Under the new mortgage rules, which take effect on Oct. 17, all new insured mortgages must qualify for the amount at a rate of 4.64 per cent, which is an average of the big banks' current posted mortgage rates. This is the case even if the rate offered by your lender is lower. Mortgage loan insurance, offered by companies like Canada Mortgage and Housing Corp. and Genworth Canada, is required by lenders when the down payment is less than 20 per cent of the purchase price in order to protect lenders against default.
This is all part of an effort to shield highly indebted Canadians from spending more than they can afford in a more realistic rate environment.
"Today's announcement by the minister of finance demonstrates that housing and the housing finance system remains a top priority for the government," said Stuart Levings, president and CEO of Genworth Canada, one of the companies offering mortgage default insurance in Canada.
One-third of insured mortgages - predominantly taken out by first-time homebuyers - would not meet the new requirement.
According to Rate Hub, a Canadian financial comparison platform, a family with an annual income of $100,000, property tax of $400 a month and heating costs of $150 a month, with a down payment of $40,000 at a mortgage rate of 2.17 per cent, currently can afford a home worth $665,435.
Under the new mortgage rules and the higher threshold of 4.64 per cent, the maximum they can spend is $505,762 -- a difference of $159,673.

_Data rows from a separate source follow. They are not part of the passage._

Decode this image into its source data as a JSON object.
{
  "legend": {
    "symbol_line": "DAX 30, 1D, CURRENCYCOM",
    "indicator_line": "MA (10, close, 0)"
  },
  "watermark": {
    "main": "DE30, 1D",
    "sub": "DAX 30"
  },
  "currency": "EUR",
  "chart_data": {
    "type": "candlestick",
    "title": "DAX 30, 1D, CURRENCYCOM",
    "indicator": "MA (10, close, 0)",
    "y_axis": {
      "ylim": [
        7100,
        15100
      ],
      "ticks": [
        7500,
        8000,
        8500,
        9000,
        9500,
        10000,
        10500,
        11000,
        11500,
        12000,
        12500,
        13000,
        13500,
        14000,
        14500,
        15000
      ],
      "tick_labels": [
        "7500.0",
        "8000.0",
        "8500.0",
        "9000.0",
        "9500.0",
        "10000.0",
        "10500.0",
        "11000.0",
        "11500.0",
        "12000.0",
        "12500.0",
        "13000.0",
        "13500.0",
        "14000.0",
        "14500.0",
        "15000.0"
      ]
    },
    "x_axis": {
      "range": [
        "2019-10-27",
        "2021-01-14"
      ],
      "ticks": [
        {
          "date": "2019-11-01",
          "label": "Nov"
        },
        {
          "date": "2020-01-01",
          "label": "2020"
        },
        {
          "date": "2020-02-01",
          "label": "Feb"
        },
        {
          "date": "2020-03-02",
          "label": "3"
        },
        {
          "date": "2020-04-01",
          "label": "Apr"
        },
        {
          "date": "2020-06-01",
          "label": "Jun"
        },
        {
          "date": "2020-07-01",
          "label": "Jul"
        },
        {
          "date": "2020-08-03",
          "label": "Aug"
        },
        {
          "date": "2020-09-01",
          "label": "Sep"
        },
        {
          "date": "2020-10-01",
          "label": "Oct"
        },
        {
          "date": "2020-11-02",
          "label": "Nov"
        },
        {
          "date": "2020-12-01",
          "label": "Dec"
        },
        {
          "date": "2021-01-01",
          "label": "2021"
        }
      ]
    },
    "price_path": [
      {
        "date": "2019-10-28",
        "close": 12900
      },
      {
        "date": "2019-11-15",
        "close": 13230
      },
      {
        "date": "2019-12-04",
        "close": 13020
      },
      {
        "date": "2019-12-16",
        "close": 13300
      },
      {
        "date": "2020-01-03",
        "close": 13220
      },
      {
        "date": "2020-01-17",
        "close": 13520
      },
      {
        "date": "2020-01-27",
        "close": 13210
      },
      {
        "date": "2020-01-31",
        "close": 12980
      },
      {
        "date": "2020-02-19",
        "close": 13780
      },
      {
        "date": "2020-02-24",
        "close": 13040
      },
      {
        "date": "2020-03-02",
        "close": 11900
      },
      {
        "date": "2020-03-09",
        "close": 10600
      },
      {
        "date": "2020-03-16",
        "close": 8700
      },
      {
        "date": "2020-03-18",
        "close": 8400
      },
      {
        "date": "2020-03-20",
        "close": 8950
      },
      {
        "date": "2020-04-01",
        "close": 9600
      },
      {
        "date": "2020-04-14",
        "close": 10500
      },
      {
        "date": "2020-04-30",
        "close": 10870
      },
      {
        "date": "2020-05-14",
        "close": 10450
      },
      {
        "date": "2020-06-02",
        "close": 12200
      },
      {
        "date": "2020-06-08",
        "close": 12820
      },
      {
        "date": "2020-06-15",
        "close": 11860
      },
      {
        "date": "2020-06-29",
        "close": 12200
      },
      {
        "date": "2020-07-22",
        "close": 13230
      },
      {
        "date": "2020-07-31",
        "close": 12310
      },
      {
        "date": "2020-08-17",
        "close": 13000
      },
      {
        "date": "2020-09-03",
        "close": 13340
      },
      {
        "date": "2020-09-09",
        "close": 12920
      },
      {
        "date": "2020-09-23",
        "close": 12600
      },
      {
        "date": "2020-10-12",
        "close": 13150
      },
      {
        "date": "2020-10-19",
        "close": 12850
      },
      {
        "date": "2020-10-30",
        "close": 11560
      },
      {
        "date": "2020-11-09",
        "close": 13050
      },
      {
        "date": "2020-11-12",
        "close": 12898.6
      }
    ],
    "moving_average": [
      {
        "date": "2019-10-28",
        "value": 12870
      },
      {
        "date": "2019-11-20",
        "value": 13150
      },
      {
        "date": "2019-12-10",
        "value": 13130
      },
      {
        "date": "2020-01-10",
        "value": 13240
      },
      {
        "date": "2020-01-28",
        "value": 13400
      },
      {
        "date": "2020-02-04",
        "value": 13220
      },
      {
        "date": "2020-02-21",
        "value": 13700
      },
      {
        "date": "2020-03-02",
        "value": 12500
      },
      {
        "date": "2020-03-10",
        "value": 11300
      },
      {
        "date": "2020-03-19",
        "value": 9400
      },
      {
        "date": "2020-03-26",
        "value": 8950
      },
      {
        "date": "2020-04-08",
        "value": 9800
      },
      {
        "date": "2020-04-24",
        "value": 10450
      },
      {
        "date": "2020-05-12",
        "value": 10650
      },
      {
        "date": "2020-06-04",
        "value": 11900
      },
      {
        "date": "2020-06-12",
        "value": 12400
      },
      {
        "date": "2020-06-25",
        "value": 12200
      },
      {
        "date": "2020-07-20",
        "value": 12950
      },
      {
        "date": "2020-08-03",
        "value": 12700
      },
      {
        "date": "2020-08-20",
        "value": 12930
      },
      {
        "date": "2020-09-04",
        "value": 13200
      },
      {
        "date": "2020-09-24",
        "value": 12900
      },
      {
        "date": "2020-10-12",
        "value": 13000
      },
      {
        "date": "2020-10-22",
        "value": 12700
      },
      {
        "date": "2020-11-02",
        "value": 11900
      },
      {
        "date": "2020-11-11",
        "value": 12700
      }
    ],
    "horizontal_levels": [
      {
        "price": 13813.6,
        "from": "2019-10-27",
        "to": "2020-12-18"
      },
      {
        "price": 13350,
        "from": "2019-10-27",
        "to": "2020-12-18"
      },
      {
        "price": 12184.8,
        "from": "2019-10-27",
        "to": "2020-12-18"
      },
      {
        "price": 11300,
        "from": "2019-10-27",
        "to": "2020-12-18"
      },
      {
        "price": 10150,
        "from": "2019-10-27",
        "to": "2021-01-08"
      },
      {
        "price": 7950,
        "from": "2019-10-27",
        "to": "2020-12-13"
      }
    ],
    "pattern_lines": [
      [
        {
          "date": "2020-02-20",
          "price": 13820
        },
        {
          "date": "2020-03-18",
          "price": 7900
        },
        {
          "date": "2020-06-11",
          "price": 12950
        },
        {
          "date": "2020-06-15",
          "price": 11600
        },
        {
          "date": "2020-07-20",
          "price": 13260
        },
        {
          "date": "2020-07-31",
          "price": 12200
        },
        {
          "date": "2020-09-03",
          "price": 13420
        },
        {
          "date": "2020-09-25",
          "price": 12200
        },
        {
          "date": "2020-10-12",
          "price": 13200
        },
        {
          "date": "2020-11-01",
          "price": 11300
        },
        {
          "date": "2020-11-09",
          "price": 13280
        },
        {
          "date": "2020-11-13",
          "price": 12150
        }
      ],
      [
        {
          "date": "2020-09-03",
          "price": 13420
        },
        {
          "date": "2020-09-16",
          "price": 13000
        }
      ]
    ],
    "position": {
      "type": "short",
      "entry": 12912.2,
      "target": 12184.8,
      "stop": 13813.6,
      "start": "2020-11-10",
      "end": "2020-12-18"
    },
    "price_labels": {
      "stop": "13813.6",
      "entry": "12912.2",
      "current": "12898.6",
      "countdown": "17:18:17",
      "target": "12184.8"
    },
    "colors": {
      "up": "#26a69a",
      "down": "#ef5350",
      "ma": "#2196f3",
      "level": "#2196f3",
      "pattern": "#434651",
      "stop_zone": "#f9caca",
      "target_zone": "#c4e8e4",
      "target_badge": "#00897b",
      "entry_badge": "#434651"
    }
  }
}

Based on 2016 data, Genworth Canada estimates that approximately one-third of insured mortgages -- predominantly taken out by first-time homebuyers -- would not meet the new requirement.
"Canadians have told us they are concerned about growing household debt and rapidly rising house prices in some of our biggest cities, particularly in markets like Toronto and Vancouver," Morneau said in a press release. "These concerns have grown over many years, and there are no quick fixes. The federal government plays an important role in ensuring that housing markets are stable and function efficiently. My colleagues and I are committed to continuing to work with provinces and municipalities to address the concerns of middle-class families, and to ensure Canada's housing markets and financial system remain strong, stable and resilient well into the future."
Meanwhile, some expect an influx of new mortgage pre-approvals and applications before the new mortgage rules kick in later this month. Before you sign on the dotted line, ask yourself, "Should I bite off more than I can chew?"
While this new benchmark for lending qualification targets insured mortgages, it's a good idea for all borrowers to plan ahead for the inevitable. Remember, what goes down must come up (or something to that effect). Interest rates will rise, and when they do, you'd be wise to ensure you can afford your higher mortgage payments.
So, what can you do to insulate yourself from rising rates?
Stress-test your mortgage against a higher rate before you commit to the purchase of a home, or any big-ticket item for that matter.
Don't spend the maximum you can afford. According to mortgage rate comparison site ratehub.ca, the best five-year fixed rate is a jaw-dropping 2.29 per cent. At this rate, your dream home may be a reality. Ask yourself, will you still be able to afford your mortgage payments at a rate of 4.64 per cent or more?
Consider all your expenses. Do you have student loans? Do you drive a car? Do you enjoy dinners out and wintertime travels to the sunny south? Do you have kids, or are you planning to in the future? And don't forget about your rainy-day fund and your retirement savings!
In the meantime, rather than piling on the debt, take the current low rate environment as your opportunity to pay down your existing debt faster, so when rates do rise, you'll have a smaller mountain to climb.